For Dr. Barth, curbing the amount of extra pills going home with patients means trying to set some guidelines for his surgeons. He says some New England states limit doctors to prescribing a seven-day supply of opioids, but some don't give guidelines on what number of pills that is. His latest research tries to fix that. "We wanted to quantify that and make it patient-specific," he said.
The guidelines are simple -- If a patient didn't take opioids the day before they left the hospital, they don't need any after discharge. If they took one to three pills, they should get 15. And if they took four or more on their last day, they should get 30.
Dr. Barth says those guidelines worked for 85-percent of the 333 abdominal surgery patients they studied. "The operation that we did didn't matter. So this guideline held for all six of those operations," he said.
He hopes other hospitals will now take his research and incorporate it into their prescribing. "This guideline holds for general surgical patients at Dartmouth Hitchcock. I see no reason why these guidelines can't hold for general surgical patients anywhere else in the country," Barth said.

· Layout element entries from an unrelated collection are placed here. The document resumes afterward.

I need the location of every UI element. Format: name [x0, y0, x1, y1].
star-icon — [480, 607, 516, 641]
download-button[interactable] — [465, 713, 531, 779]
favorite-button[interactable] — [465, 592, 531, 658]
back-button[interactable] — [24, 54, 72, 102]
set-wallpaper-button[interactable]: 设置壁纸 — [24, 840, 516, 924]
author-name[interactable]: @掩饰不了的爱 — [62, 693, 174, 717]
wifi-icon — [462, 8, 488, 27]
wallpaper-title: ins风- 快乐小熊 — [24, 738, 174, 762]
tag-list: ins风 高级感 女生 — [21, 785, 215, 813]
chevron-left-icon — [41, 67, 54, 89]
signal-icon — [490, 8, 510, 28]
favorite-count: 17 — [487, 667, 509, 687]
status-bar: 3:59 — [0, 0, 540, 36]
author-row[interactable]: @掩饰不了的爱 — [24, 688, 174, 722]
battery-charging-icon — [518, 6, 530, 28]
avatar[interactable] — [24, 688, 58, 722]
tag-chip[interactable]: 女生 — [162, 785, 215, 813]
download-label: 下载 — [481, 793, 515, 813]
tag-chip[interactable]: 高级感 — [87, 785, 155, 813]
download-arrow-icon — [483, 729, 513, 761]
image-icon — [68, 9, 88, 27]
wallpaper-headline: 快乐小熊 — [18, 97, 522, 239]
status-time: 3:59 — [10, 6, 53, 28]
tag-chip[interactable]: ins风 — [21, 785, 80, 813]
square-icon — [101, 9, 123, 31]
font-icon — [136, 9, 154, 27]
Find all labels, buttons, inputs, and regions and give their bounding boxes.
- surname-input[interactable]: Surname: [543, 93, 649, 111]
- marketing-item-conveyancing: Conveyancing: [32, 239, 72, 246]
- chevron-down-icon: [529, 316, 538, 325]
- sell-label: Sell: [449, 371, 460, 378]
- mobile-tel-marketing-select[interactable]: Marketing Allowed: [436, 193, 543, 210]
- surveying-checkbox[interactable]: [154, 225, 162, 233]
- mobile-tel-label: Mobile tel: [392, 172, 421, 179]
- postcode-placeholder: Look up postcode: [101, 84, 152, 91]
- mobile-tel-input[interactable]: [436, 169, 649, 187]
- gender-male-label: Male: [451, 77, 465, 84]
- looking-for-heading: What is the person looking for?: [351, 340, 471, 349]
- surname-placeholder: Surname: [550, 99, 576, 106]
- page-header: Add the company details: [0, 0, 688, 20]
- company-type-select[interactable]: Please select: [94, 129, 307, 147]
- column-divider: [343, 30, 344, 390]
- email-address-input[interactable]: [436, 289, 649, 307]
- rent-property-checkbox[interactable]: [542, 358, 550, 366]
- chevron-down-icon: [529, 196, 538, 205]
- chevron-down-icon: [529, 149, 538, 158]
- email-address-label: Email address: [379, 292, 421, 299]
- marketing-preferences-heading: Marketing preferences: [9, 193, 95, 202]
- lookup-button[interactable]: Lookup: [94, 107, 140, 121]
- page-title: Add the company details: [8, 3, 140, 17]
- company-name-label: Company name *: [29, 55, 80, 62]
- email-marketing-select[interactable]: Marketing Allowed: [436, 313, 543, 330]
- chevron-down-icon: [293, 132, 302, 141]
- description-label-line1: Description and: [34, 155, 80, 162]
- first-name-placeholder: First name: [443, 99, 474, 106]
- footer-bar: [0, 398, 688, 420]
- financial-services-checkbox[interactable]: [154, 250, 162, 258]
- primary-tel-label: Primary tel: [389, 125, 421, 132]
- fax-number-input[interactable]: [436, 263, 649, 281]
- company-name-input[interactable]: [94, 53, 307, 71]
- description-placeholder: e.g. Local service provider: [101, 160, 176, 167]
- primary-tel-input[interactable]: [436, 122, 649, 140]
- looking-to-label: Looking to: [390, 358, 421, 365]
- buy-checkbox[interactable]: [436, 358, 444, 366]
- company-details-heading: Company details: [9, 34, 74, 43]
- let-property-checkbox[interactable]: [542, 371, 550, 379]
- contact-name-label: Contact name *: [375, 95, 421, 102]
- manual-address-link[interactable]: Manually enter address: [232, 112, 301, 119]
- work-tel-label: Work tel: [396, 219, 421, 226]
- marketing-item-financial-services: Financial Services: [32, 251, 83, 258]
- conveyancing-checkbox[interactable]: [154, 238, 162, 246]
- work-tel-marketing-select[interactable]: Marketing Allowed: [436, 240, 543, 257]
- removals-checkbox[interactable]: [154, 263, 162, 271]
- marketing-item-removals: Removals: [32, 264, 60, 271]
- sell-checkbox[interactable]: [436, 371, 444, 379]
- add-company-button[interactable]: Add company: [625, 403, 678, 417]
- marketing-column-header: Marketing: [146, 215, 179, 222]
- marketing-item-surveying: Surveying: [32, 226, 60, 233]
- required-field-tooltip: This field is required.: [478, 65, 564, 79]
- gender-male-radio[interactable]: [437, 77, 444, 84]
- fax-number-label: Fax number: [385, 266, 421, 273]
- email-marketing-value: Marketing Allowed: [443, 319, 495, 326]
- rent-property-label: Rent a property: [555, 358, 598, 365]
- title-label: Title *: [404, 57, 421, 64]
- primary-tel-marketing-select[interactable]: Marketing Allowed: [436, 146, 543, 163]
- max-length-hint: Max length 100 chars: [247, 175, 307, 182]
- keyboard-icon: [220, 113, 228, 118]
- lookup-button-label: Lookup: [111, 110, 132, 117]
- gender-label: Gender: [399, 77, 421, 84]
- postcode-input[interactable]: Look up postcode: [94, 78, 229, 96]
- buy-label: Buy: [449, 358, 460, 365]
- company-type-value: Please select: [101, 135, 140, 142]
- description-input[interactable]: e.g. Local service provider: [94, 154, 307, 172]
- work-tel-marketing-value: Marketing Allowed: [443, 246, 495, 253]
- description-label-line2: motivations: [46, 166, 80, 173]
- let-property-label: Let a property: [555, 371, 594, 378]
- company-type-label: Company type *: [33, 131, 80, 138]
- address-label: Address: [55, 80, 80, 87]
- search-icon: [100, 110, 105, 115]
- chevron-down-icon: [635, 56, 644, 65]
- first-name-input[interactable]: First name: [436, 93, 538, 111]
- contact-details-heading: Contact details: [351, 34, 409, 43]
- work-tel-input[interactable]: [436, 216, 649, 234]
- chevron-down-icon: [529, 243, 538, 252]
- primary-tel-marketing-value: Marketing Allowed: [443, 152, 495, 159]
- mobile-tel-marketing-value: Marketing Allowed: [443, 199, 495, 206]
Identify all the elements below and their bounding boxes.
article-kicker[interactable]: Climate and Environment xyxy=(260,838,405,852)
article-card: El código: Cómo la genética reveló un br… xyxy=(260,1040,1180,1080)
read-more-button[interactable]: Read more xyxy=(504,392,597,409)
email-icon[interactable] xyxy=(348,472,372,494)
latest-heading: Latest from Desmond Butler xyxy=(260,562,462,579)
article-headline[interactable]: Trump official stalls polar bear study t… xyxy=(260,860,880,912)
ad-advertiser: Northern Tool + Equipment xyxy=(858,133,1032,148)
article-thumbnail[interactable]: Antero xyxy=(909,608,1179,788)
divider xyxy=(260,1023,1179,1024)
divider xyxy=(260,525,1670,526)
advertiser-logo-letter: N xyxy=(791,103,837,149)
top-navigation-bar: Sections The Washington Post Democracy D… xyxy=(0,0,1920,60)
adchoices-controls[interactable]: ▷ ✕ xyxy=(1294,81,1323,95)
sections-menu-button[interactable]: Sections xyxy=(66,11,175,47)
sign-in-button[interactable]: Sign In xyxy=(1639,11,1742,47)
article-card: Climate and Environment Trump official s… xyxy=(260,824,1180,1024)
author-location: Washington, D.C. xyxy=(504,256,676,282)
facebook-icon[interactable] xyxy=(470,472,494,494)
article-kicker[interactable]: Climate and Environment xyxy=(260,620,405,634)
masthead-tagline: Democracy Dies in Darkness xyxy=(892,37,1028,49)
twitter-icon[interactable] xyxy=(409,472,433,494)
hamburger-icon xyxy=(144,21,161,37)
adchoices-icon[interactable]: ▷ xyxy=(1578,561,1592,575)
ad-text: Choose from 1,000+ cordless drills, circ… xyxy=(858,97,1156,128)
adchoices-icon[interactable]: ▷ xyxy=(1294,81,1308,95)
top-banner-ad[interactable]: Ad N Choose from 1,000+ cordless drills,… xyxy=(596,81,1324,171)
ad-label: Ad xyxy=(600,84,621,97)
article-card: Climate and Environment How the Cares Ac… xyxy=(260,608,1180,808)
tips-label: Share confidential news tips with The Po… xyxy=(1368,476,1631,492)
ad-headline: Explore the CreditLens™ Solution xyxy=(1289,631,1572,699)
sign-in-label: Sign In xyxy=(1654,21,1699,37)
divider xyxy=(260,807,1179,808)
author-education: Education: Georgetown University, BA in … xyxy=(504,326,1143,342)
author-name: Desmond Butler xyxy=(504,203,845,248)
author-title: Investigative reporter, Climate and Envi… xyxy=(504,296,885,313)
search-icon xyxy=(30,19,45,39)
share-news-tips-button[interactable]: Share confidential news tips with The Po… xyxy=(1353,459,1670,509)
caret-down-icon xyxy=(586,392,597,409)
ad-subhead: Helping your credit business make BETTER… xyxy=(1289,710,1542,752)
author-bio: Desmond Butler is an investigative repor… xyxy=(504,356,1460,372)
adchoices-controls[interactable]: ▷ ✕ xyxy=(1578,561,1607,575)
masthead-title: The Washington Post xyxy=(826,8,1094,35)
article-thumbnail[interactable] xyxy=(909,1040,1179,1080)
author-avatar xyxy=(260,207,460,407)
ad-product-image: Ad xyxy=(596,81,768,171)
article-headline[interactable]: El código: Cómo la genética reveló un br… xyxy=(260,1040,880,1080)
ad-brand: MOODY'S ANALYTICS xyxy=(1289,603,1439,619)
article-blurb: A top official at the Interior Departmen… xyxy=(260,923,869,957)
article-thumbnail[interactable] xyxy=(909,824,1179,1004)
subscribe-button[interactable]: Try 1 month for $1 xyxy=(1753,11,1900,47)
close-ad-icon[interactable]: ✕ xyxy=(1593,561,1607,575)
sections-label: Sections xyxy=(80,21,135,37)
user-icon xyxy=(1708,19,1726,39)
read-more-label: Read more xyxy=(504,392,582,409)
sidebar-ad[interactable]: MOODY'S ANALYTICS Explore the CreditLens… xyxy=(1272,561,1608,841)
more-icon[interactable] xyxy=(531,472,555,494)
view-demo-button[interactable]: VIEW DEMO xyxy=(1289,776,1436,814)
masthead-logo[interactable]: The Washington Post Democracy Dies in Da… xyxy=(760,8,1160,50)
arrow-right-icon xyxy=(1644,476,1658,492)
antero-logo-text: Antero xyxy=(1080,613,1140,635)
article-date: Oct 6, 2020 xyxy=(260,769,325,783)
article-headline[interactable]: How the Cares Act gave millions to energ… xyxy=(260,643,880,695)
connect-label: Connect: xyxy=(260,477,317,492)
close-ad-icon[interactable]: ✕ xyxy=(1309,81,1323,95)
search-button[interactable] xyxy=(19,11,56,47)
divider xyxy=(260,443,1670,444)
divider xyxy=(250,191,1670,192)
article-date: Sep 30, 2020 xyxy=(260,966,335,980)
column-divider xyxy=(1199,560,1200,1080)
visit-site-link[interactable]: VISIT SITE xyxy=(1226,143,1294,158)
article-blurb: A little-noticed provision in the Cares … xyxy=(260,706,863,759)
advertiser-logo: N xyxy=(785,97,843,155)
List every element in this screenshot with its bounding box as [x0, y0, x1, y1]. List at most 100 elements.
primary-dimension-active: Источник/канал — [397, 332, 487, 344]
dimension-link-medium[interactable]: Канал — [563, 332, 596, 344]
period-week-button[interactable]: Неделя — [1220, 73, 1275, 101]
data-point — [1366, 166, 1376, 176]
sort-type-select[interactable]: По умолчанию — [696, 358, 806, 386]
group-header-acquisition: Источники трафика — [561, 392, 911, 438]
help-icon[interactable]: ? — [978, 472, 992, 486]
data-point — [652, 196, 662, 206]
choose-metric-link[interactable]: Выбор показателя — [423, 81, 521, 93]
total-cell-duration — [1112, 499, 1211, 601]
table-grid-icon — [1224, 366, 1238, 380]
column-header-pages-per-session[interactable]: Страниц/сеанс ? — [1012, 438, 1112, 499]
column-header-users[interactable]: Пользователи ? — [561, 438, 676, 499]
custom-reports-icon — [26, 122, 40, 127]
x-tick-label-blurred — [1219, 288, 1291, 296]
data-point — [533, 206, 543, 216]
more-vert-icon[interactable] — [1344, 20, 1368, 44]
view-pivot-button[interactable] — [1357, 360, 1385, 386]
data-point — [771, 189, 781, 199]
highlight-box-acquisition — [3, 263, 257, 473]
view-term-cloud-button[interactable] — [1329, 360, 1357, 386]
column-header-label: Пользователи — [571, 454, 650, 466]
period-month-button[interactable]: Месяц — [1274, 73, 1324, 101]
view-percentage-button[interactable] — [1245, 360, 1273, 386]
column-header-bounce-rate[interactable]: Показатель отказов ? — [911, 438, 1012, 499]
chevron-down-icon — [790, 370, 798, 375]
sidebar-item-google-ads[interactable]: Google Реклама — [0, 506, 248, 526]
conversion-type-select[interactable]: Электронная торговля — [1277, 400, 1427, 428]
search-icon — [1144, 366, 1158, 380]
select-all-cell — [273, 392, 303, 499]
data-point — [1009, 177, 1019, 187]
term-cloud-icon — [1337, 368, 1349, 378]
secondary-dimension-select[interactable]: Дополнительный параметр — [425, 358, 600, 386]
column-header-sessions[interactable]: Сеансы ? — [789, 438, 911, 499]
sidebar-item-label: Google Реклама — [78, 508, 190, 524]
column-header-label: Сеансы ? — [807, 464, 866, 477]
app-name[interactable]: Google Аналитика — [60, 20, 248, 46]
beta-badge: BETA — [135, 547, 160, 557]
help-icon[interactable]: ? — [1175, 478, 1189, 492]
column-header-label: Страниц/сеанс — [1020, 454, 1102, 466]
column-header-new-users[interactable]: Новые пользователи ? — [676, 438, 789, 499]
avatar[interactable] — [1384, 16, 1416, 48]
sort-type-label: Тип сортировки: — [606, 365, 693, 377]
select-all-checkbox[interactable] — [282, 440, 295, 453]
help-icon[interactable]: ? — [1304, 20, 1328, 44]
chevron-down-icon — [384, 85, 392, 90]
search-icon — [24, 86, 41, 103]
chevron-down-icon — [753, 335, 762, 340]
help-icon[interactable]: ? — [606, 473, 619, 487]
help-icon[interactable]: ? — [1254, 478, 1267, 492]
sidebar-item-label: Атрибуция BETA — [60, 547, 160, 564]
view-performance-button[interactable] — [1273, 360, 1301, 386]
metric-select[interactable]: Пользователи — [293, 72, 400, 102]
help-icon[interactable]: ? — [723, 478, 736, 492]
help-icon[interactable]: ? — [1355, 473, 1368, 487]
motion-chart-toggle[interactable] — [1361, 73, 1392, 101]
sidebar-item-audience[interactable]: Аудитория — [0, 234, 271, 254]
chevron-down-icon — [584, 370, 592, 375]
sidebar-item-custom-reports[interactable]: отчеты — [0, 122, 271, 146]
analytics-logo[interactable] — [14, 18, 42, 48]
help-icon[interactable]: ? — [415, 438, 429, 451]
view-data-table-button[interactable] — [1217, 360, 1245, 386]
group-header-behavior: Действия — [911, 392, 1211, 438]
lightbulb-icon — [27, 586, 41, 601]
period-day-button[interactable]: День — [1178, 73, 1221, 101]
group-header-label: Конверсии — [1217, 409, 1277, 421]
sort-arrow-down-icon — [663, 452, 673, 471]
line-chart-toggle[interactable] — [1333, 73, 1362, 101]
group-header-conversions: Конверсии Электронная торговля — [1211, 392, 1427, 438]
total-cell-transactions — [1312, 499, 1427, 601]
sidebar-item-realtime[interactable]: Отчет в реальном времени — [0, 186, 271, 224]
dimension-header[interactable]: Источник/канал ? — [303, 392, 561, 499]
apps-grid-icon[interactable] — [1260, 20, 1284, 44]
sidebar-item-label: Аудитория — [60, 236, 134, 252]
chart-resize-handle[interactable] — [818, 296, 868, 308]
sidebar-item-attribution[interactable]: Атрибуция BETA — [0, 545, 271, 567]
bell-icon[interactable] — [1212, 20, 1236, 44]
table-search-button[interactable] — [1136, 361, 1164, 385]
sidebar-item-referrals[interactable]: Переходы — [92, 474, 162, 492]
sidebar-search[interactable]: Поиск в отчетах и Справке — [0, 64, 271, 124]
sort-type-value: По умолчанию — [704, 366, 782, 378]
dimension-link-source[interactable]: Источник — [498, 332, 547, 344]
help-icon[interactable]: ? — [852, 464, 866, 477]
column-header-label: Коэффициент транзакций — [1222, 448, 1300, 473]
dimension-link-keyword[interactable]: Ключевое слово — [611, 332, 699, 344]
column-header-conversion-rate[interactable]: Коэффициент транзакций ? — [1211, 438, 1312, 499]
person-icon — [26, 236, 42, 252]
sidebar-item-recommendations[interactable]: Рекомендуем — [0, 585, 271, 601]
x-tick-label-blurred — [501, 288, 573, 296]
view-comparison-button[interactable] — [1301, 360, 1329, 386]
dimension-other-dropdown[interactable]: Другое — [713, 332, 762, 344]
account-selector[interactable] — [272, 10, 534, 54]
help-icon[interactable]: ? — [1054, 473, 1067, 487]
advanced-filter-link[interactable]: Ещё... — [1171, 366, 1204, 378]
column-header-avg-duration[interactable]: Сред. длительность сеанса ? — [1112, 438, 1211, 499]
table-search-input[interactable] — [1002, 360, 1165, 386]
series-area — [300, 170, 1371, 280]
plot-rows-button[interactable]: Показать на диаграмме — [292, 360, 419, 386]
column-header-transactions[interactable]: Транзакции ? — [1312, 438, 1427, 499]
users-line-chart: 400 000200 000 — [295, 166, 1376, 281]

So would other hospitals adopt those guidelines? "Guidelines are very helpful. They're a great place to start. I'm always a little worried about an exact number," said Dr. Stephen Leffler at UVM Medical Center. He says solid research like Dartmouth-Hitchcock's adds to the growing body of knowledge about safe prescribing, but he cautions against attaching specific numbers. "Everyone is different. Everyone handles their pain differently, and we live in a very rural place where it's not always easy for everyone to get a pharmacy and get their pain meds."
Dr. Leffler says he thinks Vermont's new prescribing law, which assigns a specific dosage based on how severe the pain is, gives their doctors a clear starting point to have conversations with patients about their pain management. "A lot of patients are at -- 'what can I do besides opiates' -- and that's a great conversation," he said.